KILÉMA : l'inclusion par la littérature

Dernière mise à jour : 5 déc. 2023

Au 5ème étage du tiers-lieu parisien Césure, l'équipe de KILÉMA Éditions travaille à la traduction d'œuvres littéraires en FALC (facile à lire et à comprendre). Cette méthode a pour but de traduire un texte dans un langage compréhensible par toutes et tous, peu importe son niveau de lecture. Une tâche déjà conséquente en soi, mais qui semble n'être qu'une partie d'un vaste projet d'inclusion porté par Cécile, fondatrice de la maison d'édition.


Entretien réalisé par Etienne Morisseau

Est-ce que tu peux nous parler de ton projet en quelques mots ?


Notre objectif principal avec KILÉMA, c'est de rendre accessible la culture commune aux personnes qui présentent des troubles du développement intellectuel (TDI). Rendre accessibles les grandes œuvres, au lieu d'en créer de nouvelles sous prétexte qu'elles visent une population que l'on voit comme "incompétente".


La présomption d'incompétence est très forte en France, pour la trisomie 21 en particulier...

On préfère les envoyer en IME (institut médico-éducatif) ou en ESAT (établissement et service d'accompagnement par le travail), plutôt que de leur assurer une place dans la société. Donc chez nous, on travaille sur l'inclusion par la littérature.


En traduisant les textes en FALC ?


C'est ça, et on s'est rendu compte que ça pouvait servir un public plus large que les personnes présentant des TDI. Un public allophone, "dys" (comme la dyslexie, ndlr), autiste, illettré... Ou bien la population carcérale, qui a souvent un plus faible niveau d'éducation, ou la population vieillissante par exemple. Et plus étrangement, aux personnes nées sourdes qui parlent la langue des signes et qui ont parfois des difficultés à lire des termes complexes. Ca a été une grande découverte !


Globalement, ça peut aider toutes les personnes qui ont un problème avec la lecture, ainsi que les jeunes. On a de plus en plus d'élèves au collège qui ne lisent pas convenablement. Le FALC peut servir de tremplin pour rassurer vis à vis de "l'objet-livre", qui peut être impressionnant pour certains, mais qu'on est obligés de lire au collège.


Je ne connaissais pas le FALC avant de rencontrer KILÉMA...


Moi aussi je ne l'ai découvert que très tard ! C'est issu d'un projet européen qui a élaboré entre 2007 et 2009, tout un ensemble de règles à respecter. Mais le FALC a vraiment obtenu sa reconnaissance lors du confinement. Tu te rappelles ces autorisations de sortie, où personne ne savait quelle case cocher ? Dans les journaux, ils ont fini par mettre une version FALC, ce qui arrangeait bien tout le monde au final (rires).


C'est le principe d'accessibilité universelle : des pratiques qui finissent par être bénéfiques pour la société entière, comme des allées plus larges pour faire passer les fauteuils roulants. Ensuite, des programmes électoraux ont été publié en FALC, ce qui va de paire avec l'autodétermination des personnes handicapées.


Des traductions en FALC commencent à accompagner la sortie de certains documents administratifs, mais la liste reste assez restreinte (ndlr).

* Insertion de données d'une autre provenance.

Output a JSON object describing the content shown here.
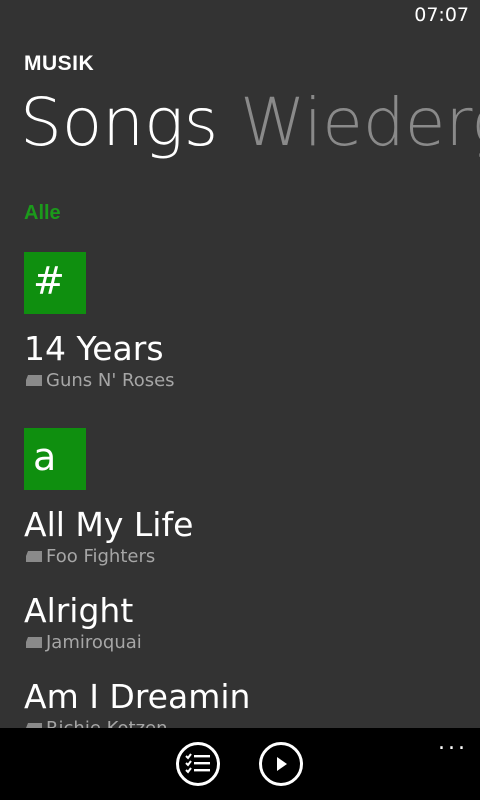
{
  "status_bar": {
    "time": "07:07"
  },
  "app": {
    "title": "MUSIK"
  },
  "pivot": {
    "active": "Songs",
    "next": "Wiederg"
  },
  "filter": {
    "label": "Alle"
  },
  "groups": [
    {
      "letter": "#"
    },
    {
      "letter": "a"
    }
  ],
  "songs": [
    {
      "title": "14 Years",
      "artist": "Guns N' Roses"
    },
    {
      "title": "All My Life",
      "artist": "Foo Fighters"
    },
    {
      "title": "Alright",
      "artist": "Jamiroquai"
    },
    {
      "title": "Am I Dreamin",
      "artist": "Richie Kotzen"
    }
  ],
  "app_bar": {
    "buttons": [
      {
        "icon": "playlist-icon"
      },
      {
        "icon": "play-icon"
      }
    ],
    "more": "..."
  },
  "colors": {
    "accent": "#0f8f0f",
    "background": "#333333",
    "app_bar": "#000000"
  }
}
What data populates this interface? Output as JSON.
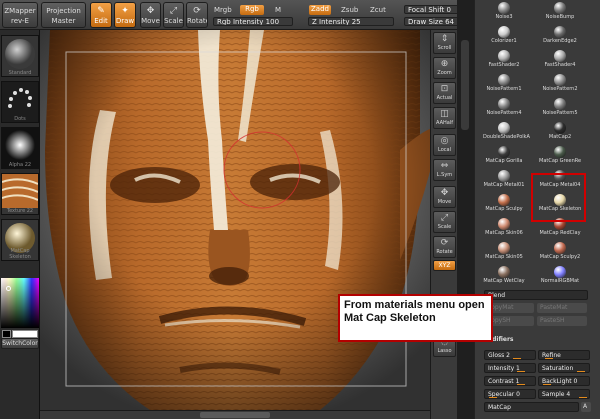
{
  "toolbar": {
    "zmapper": "ZMapper",
    "zmapper_rev": "rev-E",
    "projection_master": "Projection Master",
    "edit": "Edit",
    "draw": "Draw",
    "move": "Move",
    "scale": "Scale",
    "rotate": "Rotate",
    "mrgb": "Mrgb",
    "rgb": "Rgb",
    "m": "M",
    "rgb_intensity": "Rgb Intensity 100",
    "zadd": "Zadd",
    "zsub": "Zsub",
    "zcut": "Zcut",
    "z_intensity": "Z Intensity 25",
    "focal_shift": "Focal Shift 0",
    "draw_size": "Draw Size 64",
    "accent_color": "#e88a1a"
  },
  "left_shelf": {
    "items": [
      {
        "label": "Standard"
      },
      {
        "label": "Dots"
      },
      {
        "label": "Alpha 22"
      },
      {
        "label": "Texture 22"
      },
      {
        "label": "MatCap Skeleton"
      }
    ],
    "switch_color": "SwitchColor"
  },
  "right_shelf": {
    "buttons": [
      {
        "label": "Scroll",
        "icon": "scroll-icon",
        "glyph": "⇕"
      },
      {
        "label": "Zoom",
        "icon": "zoom-icon",
        "glyph": "⊕"
      },
      {
        "label": "Actual",
        "icon": "actual-icon",
        "glyph": "⊡"
      },
      {
        "label": "AAHalf",
        "icon": "aahalf-icon",
        "glyph": "◫"
      },
      {
        "label": "Local",
        "icon": "local-icon",
        "glyph": "◎"
      },
      {
        "label": "L.Sym",
        "icon": "lsym-icon",
        "glyph": "⇔"
      },
      {
        "label": "Move",
        "icon": "move-icon",
        "glyph": "✥"
      },
      {
        "label": "Scale",
        "icon": "scale-icon",
        "glyph": "⤢"
      },
      {
        "label": "Rotate",
        "icon": "rotate-icon",
        "glyph": "⟳"
      },
      {
        "label": "XYZ",
        "icon": "xyz-icon",
        "glyph": ""
      },
      {
        "label": "Lasso",
        "icon": "lasso-icon",
        "glyph": "◌"
      }
    ]
  },
  "materials": [
    {
      "name": "Noise3",
      "color": "#8a8a8a"
    },
    {
      "name": "NoiseBump",
      "color": "#7b7b7b"
    },
    {
      "name": "Colorizer1",
      "color": "#cccccc"
    },
    {
      "name": "DarkenEdge2",
      "color": "#6a6a6a"
    },
    {
      "name": "FastShader2",
      "color": "#b5b5b5"
    },
    {
      "name": "FastShader4",
      "color": "#a9a9a9"
    },
    {
      "name": "NoisePattern1",
      "color": "#8d8d8d"
    },
    {
      "name": "NoisePattern2",
      "color": "#8f8f8f"
    },
    {
      "name": "NoisePattern4",
      "color": "#858585"
    },
    {
      "name": "NoisePattern5",
      "color": "#7f7f7f"
    },
    {
      "name": "DoubleShadePolkA",
      "color": "#c5c5c5"
    },
    {
      "name": "MatCap2",
      "color": "#2d2d2d"
    },
    {
      "name": "MatCap Gorilla",
      "color": "#3a3a3a"
    },
    {
      "name": "MatCap GreenRe",
      "color": "#4a5a4a"
    },
    {
      "name": "MatCap Metal01",
      "color": "#9a9a9a"
    },
    {
      "name": "MatCap Metal04",
      "color": "#555555"
    },
    {
      "name": "MatCap Sculpy",
      "color": "#c4704c"
    },
    {
      "name": "MatCap Skeleton",
      "color": "#e6d7a8"
    },
    {
      "name": "MatCap Skin06",
      "color": "#d08a70"
    },
    {
      "name": "MatCap RedClay",
      "color": "#a94a35"
    },
    {
      "name": "MatCap Skin05",
      "color": "#c89078"
    },
    {
      "name": "MatCap Sculpy2",
      "color": "#c36a50"
    },
    {
      "name": "MatCap WetClay",
      "color": "#8a7060"
    },
    {
      "name": "NormalRGBMat",
      "color": "#8080ff"
    }
  ],
  "panel": {
    "blend_label": "Blend",
    "copy_mat": "CopyMat",
    "paste_mat": "PasteMat",
    "copy_sh": "CopySH",
    "paste_sh": "PasteSH",
    "modifiers": "Modifiers",
    "gloss": "Gloss 2",
    "refine": "Refine",
    "intensity": "Intensity 1",
    "saturation": "Saturation",
    "contrast": "Contrast 1",
    "backlight": "BackLight 0",
    "specular": "Specular 0",
    "sample": "Sample 4",
    "matcap": "MatCap",
    "a": "A"
  },
  "callout": {
    "line1": "From materials menu open",
    "line2": "Mat Cap Skeleton"
  }
}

Aujourd'hui, il y a des livres en braille, d'autres écrits plus gros pour les personnes "dys", mais ce sont des améliorations techniques. KILÉMA travaille sur le fond, c'est plus cher et plus long. Mais il y a toujours cette présomption : on se dit qu'on ne va pas faire d'efforts pour des personnes qui ne vont pas comprendre. Alors qu'en Suède, c'est un service de l'Etat qui se charge de publier des journaux en FALC, des émissions de radio, etc... Nous, on a pas reçu un kopeck de personne, pas des ministères, ni de l'éducation nationale.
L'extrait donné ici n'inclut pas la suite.